Wir begleiten Liv Steinhammer, 48, durch ihre beginnende Menopause, die sie lange nicht als solche erkennt, weil sie schlicht zu wenig über die Symptome weiss. Ich-Erzählerin Liv wendet sich gleich zu Anfang, und in Einschüben auch während der Geschichte immer wieder, direkt an uns - Frauen, die ungefähr in ihrem Alter sind und ähnliche Erfahrungen im Privat- und Berufsleben gemacht haben (teilzeit arbeitende Hausfrau und Mutter). Dabei nimmt sie einen Teil der Handlung vorweg, sodass wir einen Wissensvorsprung vor der Liv in der eigentlichen Erzählung haben. Allein das sorgt für eine gespannte Vorfreude (auch wenn das hier makaber klingt, da wir es mit einem Krimi und Mord zu tun haben…). Wissensvorsprung haben wir auch in vielen anderen Momenten, denn im Gegensatz zu Liv leiden wir (noch) nicht unter hormonell bedingter Vergesslichkeit und wissen, was ihr gerade entfallen ist und später noch für Ärger sorgen könnte.
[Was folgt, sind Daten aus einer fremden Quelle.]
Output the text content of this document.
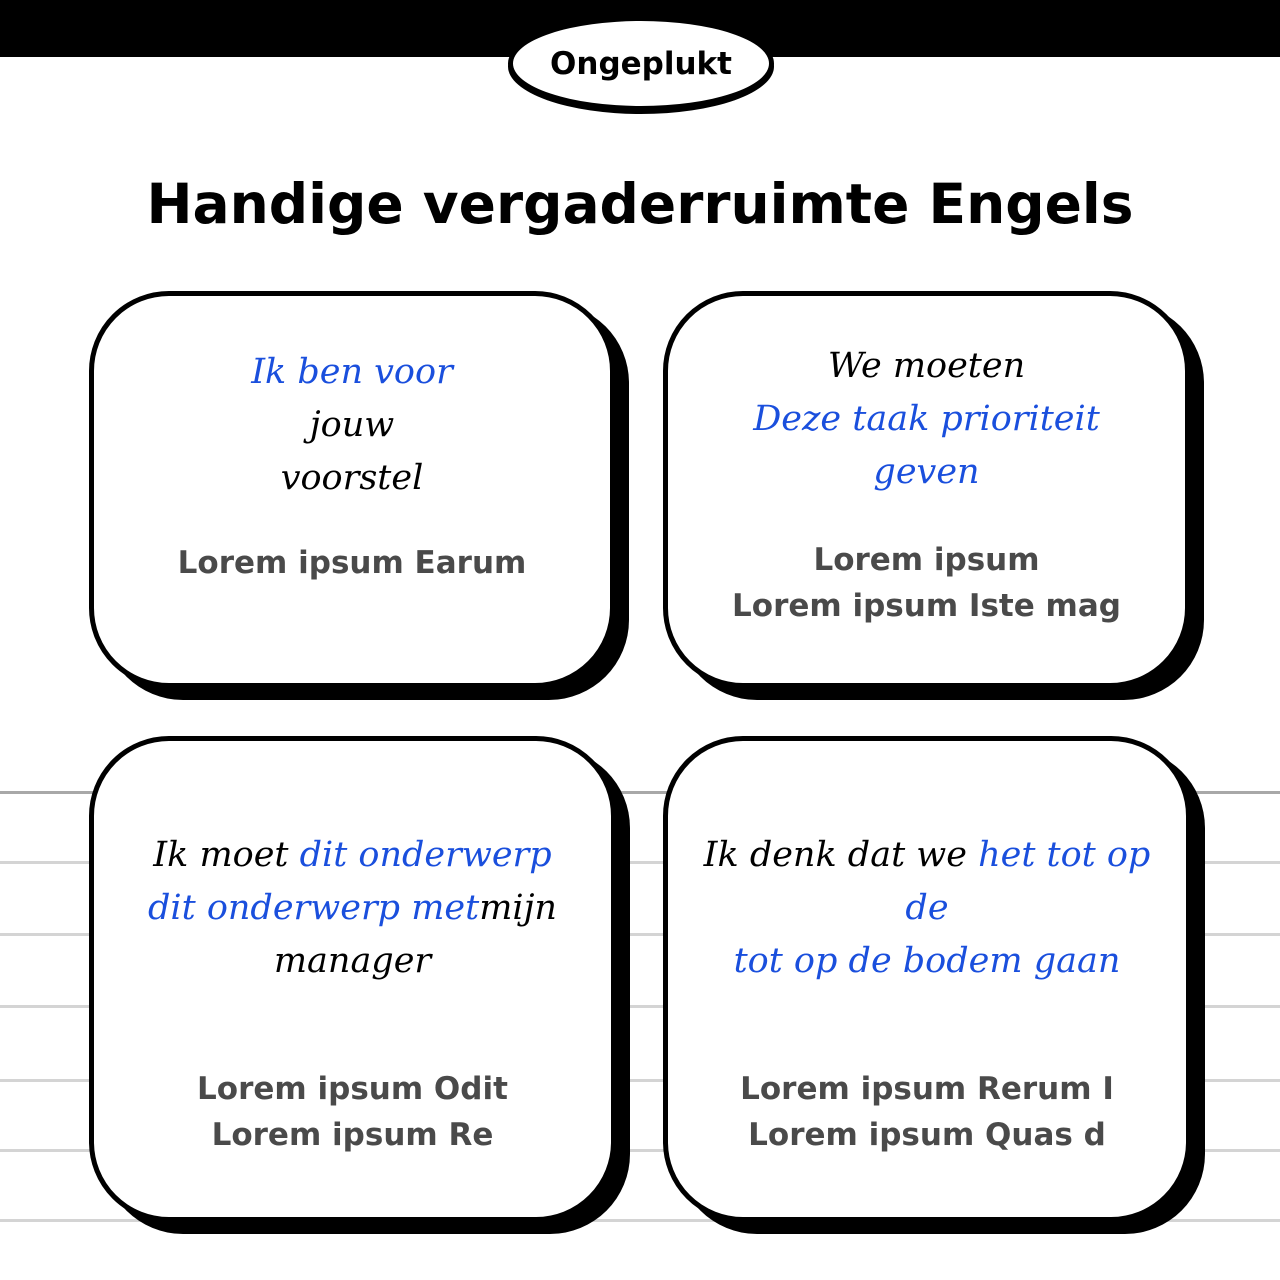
Ongeplukt
Handige vergaderruimte Engels
Ik ben voor
jouw
voorstel
Lorem ipsum Earum
We moeten
Deze taak prioriteit
geven
Lorem ipsum
Lorem ipsum Iste mag
Ik moet dit onderwerp
dit onderwerp metmijn
manager
Lorem ipsum Odit
Lorem ipsum Re
Ik denk dat we het tot op
de
tot op de bodem gaan
Lorem ipsum Rerum I
Lorem ipsum Quas d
Ebenfalls für reichlich Witz sorgen die vielen alltäglichen Szenen mit Haushalt, Mann, ihren drei pubertierenden Kindern und ihren resoluten, aber täglich ein Stückchen hilfsbedürftiger werdenden Schwiegereltern. Denn da werden sich viele Frauen wiedererkennen. Gerade der Kontrast der praktisch denkende Hausfrau und Multitaskerin im Angesicht von Problemen einer ganz neuen Grössenordnung ist erfrischend komisch.
Darüber hinaus gelang es Tine Dreyer immer wieder, mich mit unvorhergesehenen Wendungen zu überraschen. Da wir von Beginn an wissen, wer die Täterin ist, ergibt sich ein Teil der Spannung natürlich aus der Frage, ob es ihr gelingt, alles zu vertuschen. Aber es sind die überraschenden Wendungen, die mich immer wieder zum Lachen brachten und die Spannung stiegen liessen. Denn mit Liv Steinhammer wusste ich nie, was als Nächstes passieren würde.
Wem Ingrid Noll oder Ellen Berg gefallen oder wer einfach mal wieder lauthals lachen möchte, empfehle ich «Morden in der Menopause» von ganzem Herzen.